看著面前的早餐我一點食慾也沒有,剛摸出一支菸就被蘇錦從嘴角拿走。
「你能不能學點好的,蔣正東說了再看見你抽菸就把你踢出專案組。」
「別給我提他。」我心煩意亂咬了一口油條,目光轉到陸雨晴身上。「我讓你查蔣正東的底,查的怎麼樣了?」
「交警,而且還是執勤交情。」陸雨晴一邊喝豆漿一邊回答。
「交警能被調派到刑偵局負責c檔案?」我回想起和蔣正東的交鋒,可以說我是完敗,從來還沒遇到一個人能像他把我治的死死的。
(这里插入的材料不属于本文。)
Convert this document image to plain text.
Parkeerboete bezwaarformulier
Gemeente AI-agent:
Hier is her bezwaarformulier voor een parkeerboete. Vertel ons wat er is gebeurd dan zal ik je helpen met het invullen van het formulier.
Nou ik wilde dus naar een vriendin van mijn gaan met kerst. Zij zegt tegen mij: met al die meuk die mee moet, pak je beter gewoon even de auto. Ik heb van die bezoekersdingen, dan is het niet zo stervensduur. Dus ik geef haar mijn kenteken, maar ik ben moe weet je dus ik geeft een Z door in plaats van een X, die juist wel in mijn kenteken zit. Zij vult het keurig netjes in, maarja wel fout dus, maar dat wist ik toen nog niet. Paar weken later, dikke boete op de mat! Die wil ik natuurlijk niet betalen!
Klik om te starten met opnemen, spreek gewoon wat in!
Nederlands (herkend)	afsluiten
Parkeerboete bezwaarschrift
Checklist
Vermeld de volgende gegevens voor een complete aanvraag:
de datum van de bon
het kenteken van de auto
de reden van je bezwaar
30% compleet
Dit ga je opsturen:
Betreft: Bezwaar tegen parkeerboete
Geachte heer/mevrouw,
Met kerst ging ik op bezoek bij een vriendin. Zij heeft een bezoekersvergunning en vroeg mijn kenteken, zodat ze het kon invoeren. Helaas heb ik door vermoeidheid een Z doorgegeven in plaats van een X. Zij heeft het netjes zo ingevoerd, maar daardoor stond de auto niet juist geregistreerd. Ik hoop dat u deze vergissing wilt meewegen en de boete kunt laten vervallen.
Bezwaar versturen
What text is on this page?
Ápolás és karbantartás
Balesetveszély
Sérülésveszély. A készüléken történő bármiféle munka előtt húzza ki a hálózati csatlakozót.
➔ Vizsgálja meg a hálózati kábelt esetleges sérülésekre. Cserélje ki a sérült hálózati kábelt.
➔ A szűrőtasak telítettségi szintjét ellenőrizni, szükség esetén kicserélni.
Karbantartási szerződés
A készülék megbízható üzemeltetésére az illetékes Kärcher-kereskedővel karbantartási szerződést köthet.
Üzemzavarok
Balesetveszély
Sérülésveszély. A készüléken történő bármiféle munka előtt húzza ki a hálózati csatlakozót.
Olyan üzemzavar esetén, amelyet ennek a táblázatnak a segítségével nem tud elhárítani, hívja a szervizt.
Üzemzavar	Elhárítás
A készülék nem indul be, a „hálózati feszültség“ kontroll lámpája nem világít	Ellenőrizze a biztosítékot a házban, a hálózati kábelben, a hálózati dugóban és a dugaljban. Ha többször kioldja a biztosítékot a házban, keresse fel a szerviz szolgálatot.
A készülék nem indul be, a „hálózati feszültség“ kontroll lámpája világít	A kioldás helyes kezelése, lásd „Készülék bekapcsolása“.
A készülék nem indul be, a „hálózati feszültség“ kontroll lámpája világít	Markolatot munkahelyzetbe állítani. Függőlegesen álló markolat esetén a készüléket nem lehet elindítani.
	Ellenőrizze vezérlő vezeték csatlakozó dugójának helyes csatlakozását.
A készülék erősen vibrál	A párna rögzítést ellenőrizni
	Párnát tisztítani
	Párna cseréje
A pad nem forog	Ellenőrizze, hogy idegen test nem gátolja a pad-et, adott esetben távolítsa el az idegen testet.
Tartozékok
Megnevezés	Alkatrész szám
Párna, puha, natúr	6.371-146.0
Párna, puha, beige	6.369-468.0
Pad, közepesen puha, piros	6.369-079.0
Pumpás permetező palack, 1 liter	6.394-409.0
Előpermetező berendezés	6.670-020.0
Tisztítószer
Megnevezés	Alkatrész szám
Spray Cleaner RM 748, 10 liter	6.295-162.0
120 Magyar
「檔案上只寫了這麼多。」陸雨晴湊過頭小聲說。「不過我得到一些小道訊息,有沒有興趣聽聽。」
「什麼?」我追問。
「蔣正東當交警才三年,只要是他負責執勤的路段從未發生過一起交通事故,而且在執勤期間破獲和預防了多起罪案發生,按照他的職業規矩,用不了多久就會成為一顆冉冉升起的新星,可他入職三年卻被調職六次,而且每次調職評語中都沒有一句嘉獎,人家都是往高處走,他剛好相反,被調職的地方越來越偏遠,在蔣正東接手c檔案之前,他還是山區危險路段的執勤交警。」
「被調職六次?」我眉頭一皺。「他違反了紀律?」
「你看蔣正東像是會違反紀律的人嗎?」蘇錦白了我一眼。「看一個男人有沒有出息得看細節,你仔細瞧瞧蔣正東的制服。」
「他制服怎麼了?」
「你在他制服上見過一個褶皺嗎?」
「我他媽是抓犯人的警察,不是當衣架子。」我沒好氣說。
「你最近怎麼變得這麼粗魯。」蘇錦伸手輕輕撕我嘴角。「這是細節,一個能把所有細節都面面俱到的男人,不管是在工作和生活中都不會留下被人挑剔的地方,我就認為蔣正東挺好,嚴於律己、沉重穩重而且嚴謹公正。」
「不如你去問問他,有沒有女朋友。」我開啟蘇錦的手,聲音有些酸楚。
「你想哪兒去了,我是就事論事,畢竟以後就是同事了,大家在一起共事當然要相互瞭解。」
「說他被調職的事。」
「我不認為蔣正東這個人好相處,他不斷被調職就是因為被同事排擠,一次兩次可以說是同事的問題,可不管他走到哪裡好像都不招人喜歡。」陸雨晴說。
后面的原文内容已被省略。